Foram cerca de 75.000 assinaturas e alguns meses de espera, mas a petição lançada pela Associação Portuguesa de Fibrose Quística (APFQ), em conjunto com a Associação Nacional de Fibrose Quística (ANFQ), foi discutida na Comissão de Saúde do Parlamento, que deu razão ao pedido de acesso imediato do Kaftrio, um medicamento inovador capaz de melhorar a vida dos doentes, a todos os portugueses com Fibrose Quística (FQ).

O relatório final da avaliação feita na Comissão de Saúde será agora remetido ao presidente da Assembleia da República e à Ministra da Saúde, para eventual medida legislativa ou administrativa.

São 400 os doentes que, em Portugal, são portadores de FQ, encontrando-se estes numa situação desvantajosa face a doentes de outros países europeus, uma vez que o nosso país é dos poucos da União Europeia onde não existe acesso generalizado às terapias inovadoras. Razões que levaram à apresentação da petição que, por sua vez, motivou um pedido de esclarecimentos pelo Parlamento à Ministra da Saúde sobre o tema, sem que o mesmo tenha tido resposta.

A Comissão de Saúde conclui agora que “urge a necessidade de serem alterados os tempos médios de espera para acesso à inovação terapêutica em Portugal”, considerando a relatora do documento final que “todo o tempo de espera burocrático que decorre neste caso específico é sinónimo de perda progressiva e irreversível da capacidade respiratória e progressão da doença”, partilhando a esperança de que “a sua resolução esteja para breve".

Paulo Sousa Martins, presidente da ANFQ, considera que a resposta agora dada à petição confirma “a injustiça que tem sido vivida pelos doentes portugueses há alguns anos. Apesar de estarem disponíveis autorizações de utilização excecionais dos medicamentos, estas são claramente insuficientes, porque normalmente são concedidas num estado muito avançado da doença, já com sequelas irreversíveis. O que é fundamental é que os doentes possam ter acesso à medicação o mais cedo possível, para travar o evoluir da doença. É isso que aqui está em causa”.

Herculano Rocha, presidente da APFQ, acrescenta que o Infarmed em relação a estes medicamentos inovadores sem similares no mercado, perde tempo a fazer “a avaliação fármaco-terapêutica já feita a nível europeu pela EMA, e como tal, deve ser ultrapassada para se concentrar na avaliação fármaco-económica”.

Em audiência Parlamentar na Comissão de Saúde o Presidente do Infarmed deu a entender que é possível os doentes acederem ao medicamento através de AUE. “Os médicos dos Centros de Referência não podem prescrever livremente o Kaftrio, porque por imposição do Infarmed só é elegível para tratamento por AUE o doente que está em fase terminal da doença, estando impedidos de prescrever Kaftrio a doentes elegíveis, para impedir que a sua doença evolua para uma fase crítica com alterações pulmonares irreversíveis. Só com a aprovação do medicamento para todos os doentes elegíveis independentemente da sua situação clínica, será possível colocar os doentes Portugueses com Fibrose Quística em pé de igualdade com os outros cidadãos Europeus”, conclui o mesmo responsável.

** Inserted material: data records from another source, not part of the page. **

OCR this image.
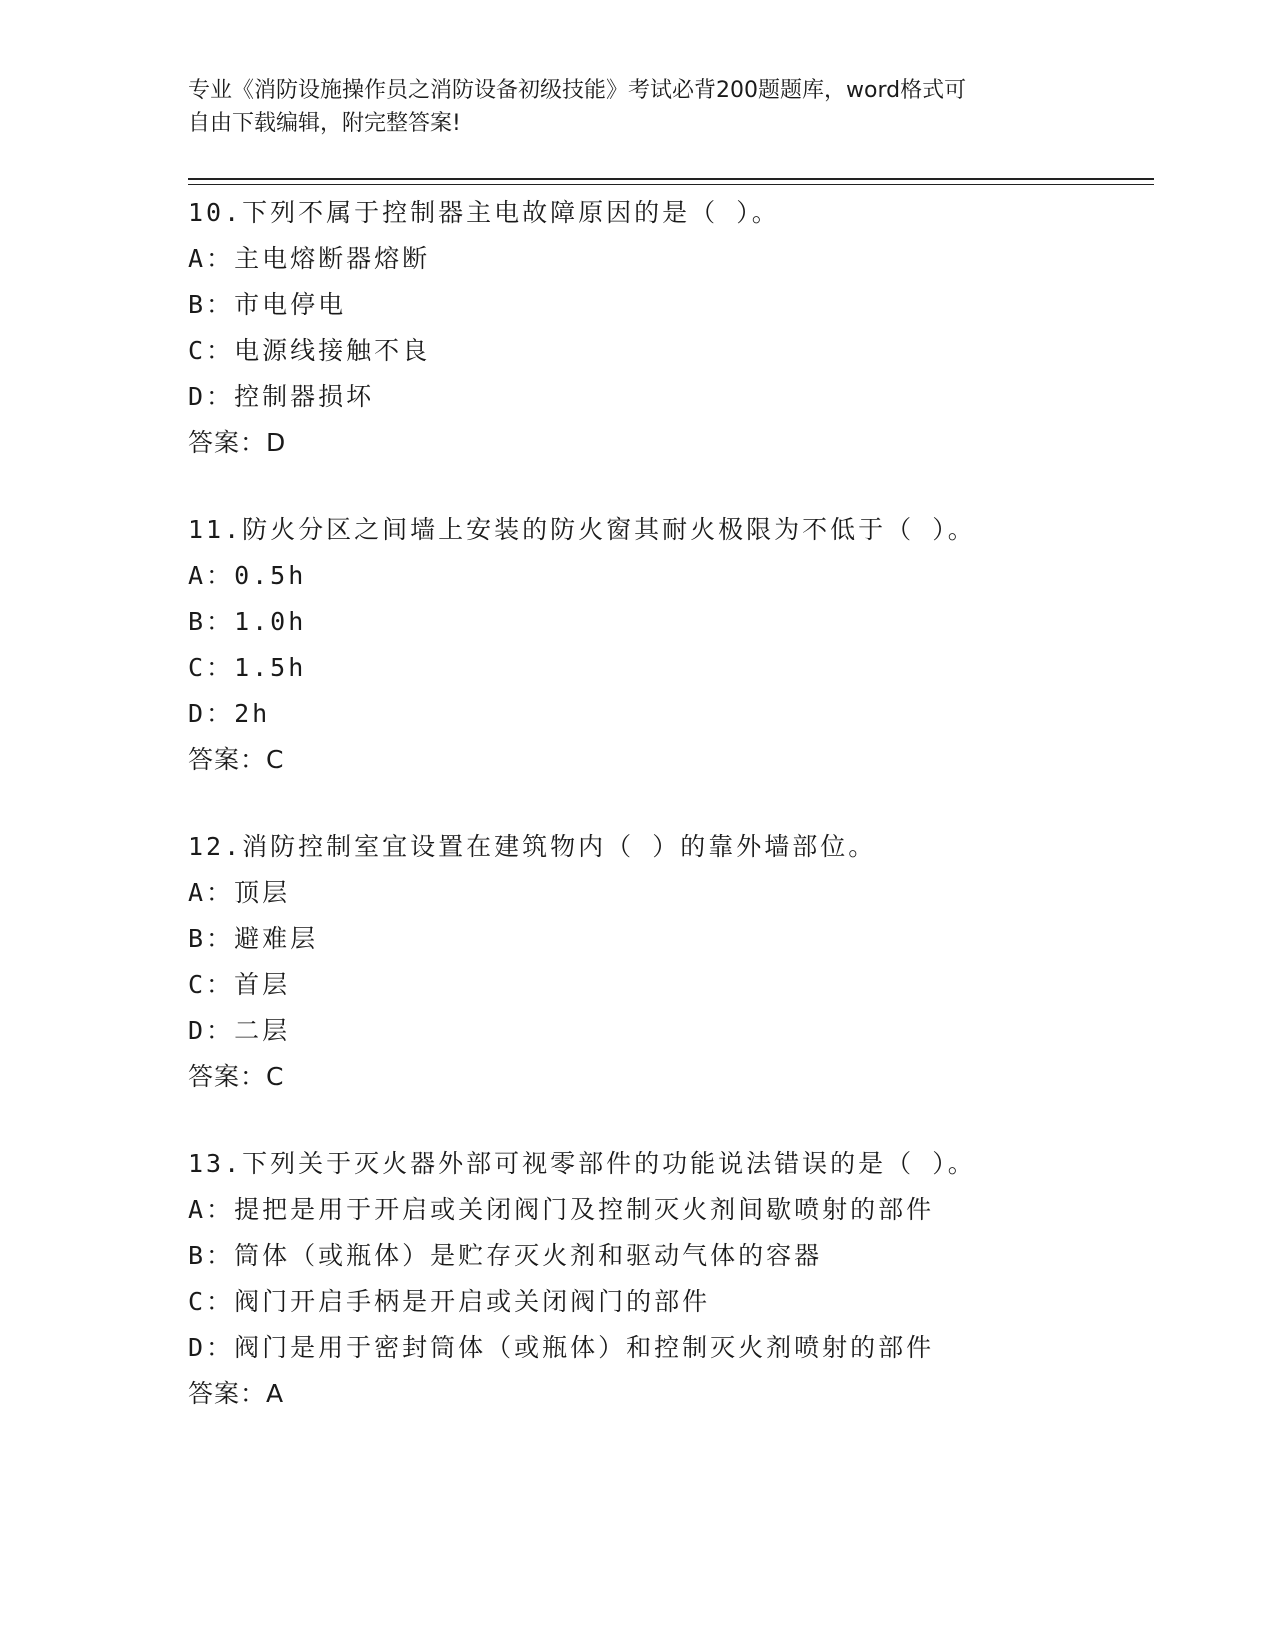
专业《消防设施操作员之消防设备初级技能》考试必背200题题库，word格式可
自由下载编辑，附完整答案!
10.下列不属于控制器主电故障原因的是（ ）。
A：主电熔断器熔断
B：市电停电
C：电源线接触不良
D：控制器损坏
答案：D
11.防火分区之间墙上安装的防火窗其耐火极限为不低于（ ）。
A：0.5h
B：1.0h
C：1.5h
D：2h
答案：C
12.消防控制室宜设置在建筑物内（ ）的靠外墙部位。
A：顶层
B：避难层
C：首层
D：二层
答案：C
13.下列关于灭火器外部可视零部件的功能说法错误的是（ ）。
A：提把是用于开启或关闭阀门及控制灭火剂间歇喷射的部件
B：筒体（或瓶体）是贮存灭火剂和驱动气体的容器
C：阀门开启手柄是开启或关闭阀门的部件
D：阀门是用于密封筒体（或瓶体）和控制灭火剂喷射的部件
答案：A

A discussão pública à volta do fármaco ganhou força com caso de uma doente de 24 anos, Constança Braddell, que se queixou da demora na aprovação em Portugal do inovador “Kaftrio”, destinado àquela doença genética, hereditária e rara. “Não quero morrer, quero viver”, escreveu a jovem numa mensagem pública numa rede social.

Que doença é esta?

A Fibrose Quística (FQ) é uma doença hereditária rara, que afeta mais de 90.000 pessoas em todo o mundo, aproximadamente 50.000 na Europa e cerca de 400 em Portugal. Manifesta-se logo à nascença, sobretudo ao nível das vias respiratórias, que ficam obstruídas por um muco espesso que é necessário remover por ação de fisioterapia e agentes mucolíticos.

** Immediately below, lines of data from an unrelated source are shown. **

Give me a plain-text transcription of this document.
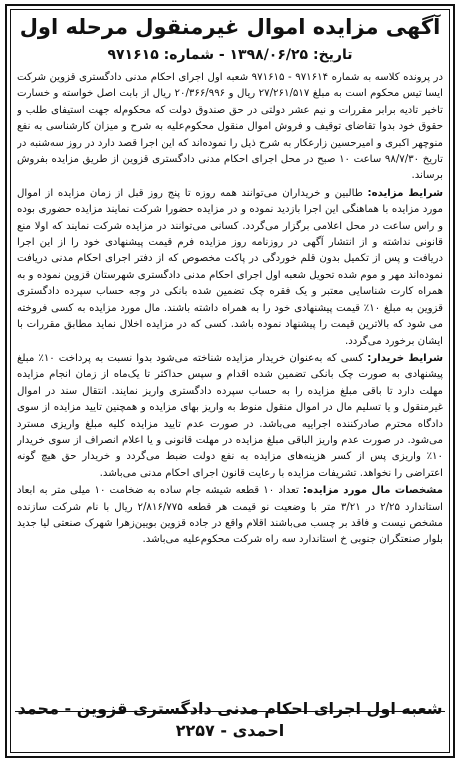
آگهی مزایده اموال غیرمنقول مرحله اول
تاریخ: ۱۳۹۸/۰۶/۲۵ - شماره: ۹۷۱۶۱۵

در پرونده کلاسه به شماره ۹۷۱۶۱۴ - ۹۷۱۶۱۵ شعبه اول اجرای احکام مدنی دادگستری قزوین شرکت ایسا تیس محکوم است به مبلغ ۲۷/۲۶۱/۵۱۷ ریال و ۲۰/۳۶۶/۹۹۶ ریال از بابت اصل خواسته و خسارت تاخیر تادیه برابر مقررات و نیم عشر دولتی در حق صندوق دولت که محکوم‌له جهت استیفای طلب و حقوق خود بدوا تقاضای توقیف و فروش اموال منقول محکوم‌علیه به شرح و میزان کارشناسی به نفع منوچهر اکبری و امیرحسین زارعکار به شرح ذیل را نموده‌اند که این اجرا قصد دارد در روز سه‌شنبه در تاریخ ۹۸/۷/۳۰ ساعت ۱۰ صبح در محل اجرای احکام مدنی دادگستری قزوین از طریق مزایده بفروش برساند.

شرایط مزایده: طالبین و خریداران می‌توانند همه روزه تا پنج روز قبل از زمان مزایده از اموال مورد مزایده با هماهنگی این اجرا بازدید نموده و در مزایده حضورا شرکت نمایند مزایده حضوری بوده و راس ساعت در محل اعلامی برگزار می‌گردد. کسانی می‌توانند در مزایده شرکت نمایند که اولا منع قانونی نداشته و از انتشار آگهی در روزنامه روز مزایده فرم قیمت پیشنهادی خود را از این اجرا دریافت و پس از تکمیل بدون قلم خوردگی در پاکت مخصوص که از دفتر اجرای احکام مدنی دریافت نموده‌اند مهر و موم شده تحویل شعبه اول اجرای احکام مدنی دادگستری شهرستان قزوین نموده و به همراه کارت شناسایی معتبر و یک فقره چک تضمین شده بانکی در وجه حساب سپرده دادگستری قزوین به مبلغ ۱۰٪ قیمت پیشنهادی خود را به همراه داشته باشند. مال مورد مزایده به کسی فروخته می شود که بالاترین قیمت را پیشنهاد نموده باشد. کسی که در مزایده اخلال نماید مطابق مقررات با ایشان برخورد می‌گردد.

شرایط خریدار: کسی که به‌عنوان خریدار مزایده شناخته می‌شود بدوا نسبت به پرداخت ۱۰٪ مبلغ پیشنهادی به صورت چک بانکی تضمین شده اقدام و سپس حداکثر تا یک‌ماه از زمان انجام مزایده مهلت دارد تا باقی مبلغ مزایده را به حساب سپرده دادگستری واریز نمایند. انتقال سند در اموال غیرمنقول و یا تسلیم مال در اموال منقول منوط به واریز بهای مزایده و همچنین تایید مزایده از سوی دادگاه محترم صادرکننده اجراییه می‌باشد. در صورت عدم تایید مزایده کلیه مبلغ واریزی مسترد می‌شود. در صورت عدم واریز الباقی مبلغ مزایده در مهلت قانونی و یا اعلام انصراف از سوی خریدار ۱۰٪ واریزی پس از کسر هزینه‌های مزایده به نفع دولت ضبط می‌گردد و خریدار حق هیچ گونه اعتراضی را نخواهد. تشریفات مزایده با رعایت قانون اجرای احکام مدنی می‌باشد.

مشخصات مال مورد مزایده: تعداد ۱۰ قطعه شیشه جام ساده به ضخامت ۱۰ میلی متر به ابعاد استاندارد ۲/۲۵ در ۳/۲۱ متر با وضعیت نو قیمت هر قطعه ۲/۸۱۶/۷۷۵ ریال با نام شرکت سازنده مشخص نیست و فاقد بر چسب می‌باشند اقلام واقع در جاده قزوین بویین‌زهرا شهرک صنعتی لیا جدید بلوار صنعتگران جنوبی خ استاندارد سه راه شرکت محکوم‌علیه می‌باشد.

شعبه اول اجرای احکام مدنی دادگستری قزوین - محمد احمدی - ۲۲۵۷
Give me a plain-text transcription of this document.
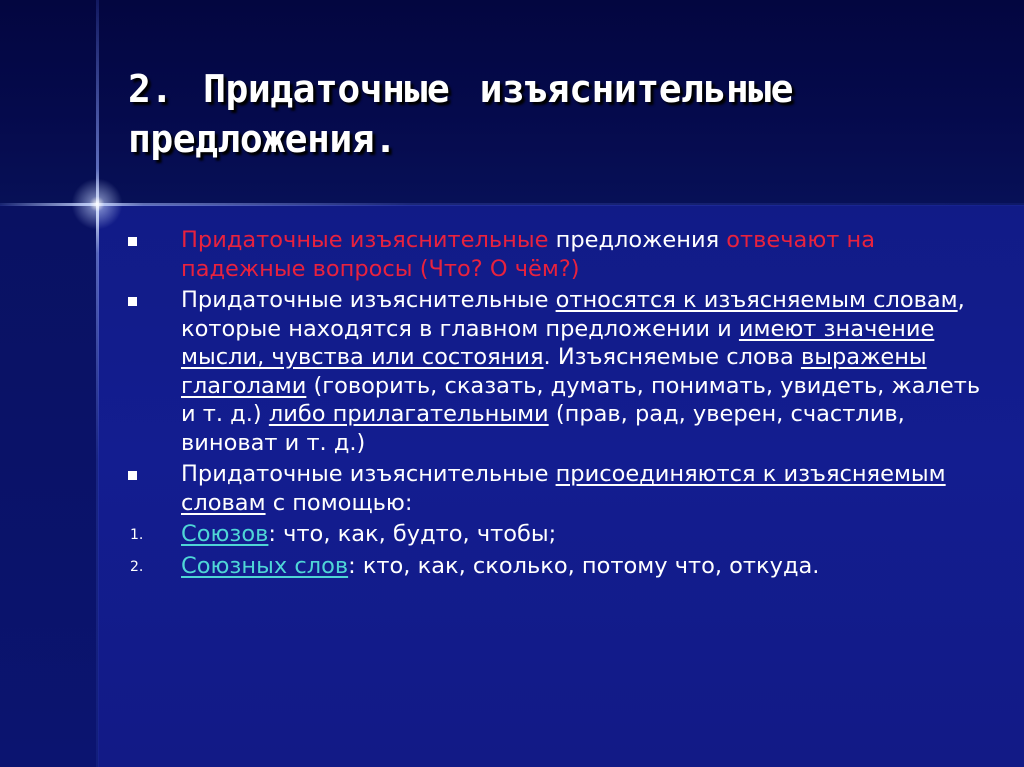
2. Придаточные изъяснительные предложения.
Придаточные изъяснительные предложения отвечают на падежные вопросы (Что? О чём?)
Придаточные изъяснительные относятся к изъясняемым словам, которые находятся в главном предложении и имеют значение мысли, чувства или состояния. Изъясняемые слова выражены глаголами (говорить, сказать, думать, понимать, увидеть, жалеть и т. д.) либо прилагательными (прав, рад, уверен, счастлив, виноват и т. д.)
Придаточные изъяснительные присоединяются к изъясняемым словам с помощью:
1. Союзов: что, как, будто, чтобы;
2. Союзных слов: кто, как, сколько, потому что, откуда.
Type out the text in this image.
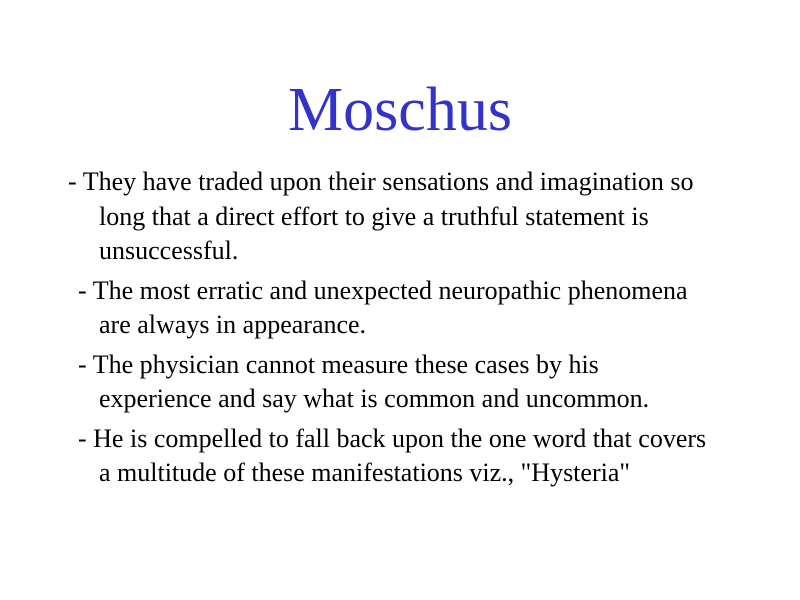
Moschus
- They have traded upon their sensations and imagination so long that a direct effort to give a truthful statement is unsuccessful.
- The most erratic and unexpected neuropathic phenomena are always in appearance.
- The physician cannot measure these cases by his experience and say what is common and uncommon.
- He is compelled to fall back upon the one word that covers a multitude of these manifestations viz., "Hysteria"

Além destes tratamentos que ajudam a desobstruir as vias respiratórias, as pessoas com FQ têm de receber diariamente outros medicamentos para debelar os seus sintomas: enzimas antes das refeições para digerirem os alimentos (aquilo que todos fazem sem sequer pensar); antibióticos, para fazer face às repetidas infeções pulmonares; vitaminas e outros suplementos alimentares; anti-inflamatórios, para conter a inflamação crónica, além de internamentos prolongados para controlo das crises respiratórias frequentes.

Apesar desta enorme carga terapêutica, a doença vai seguindo o seu curso com perda significativa da função respiratória, que assim se vai deteriorando e que, em última análise, só é mitigada com recurso a um transplante pulmonar.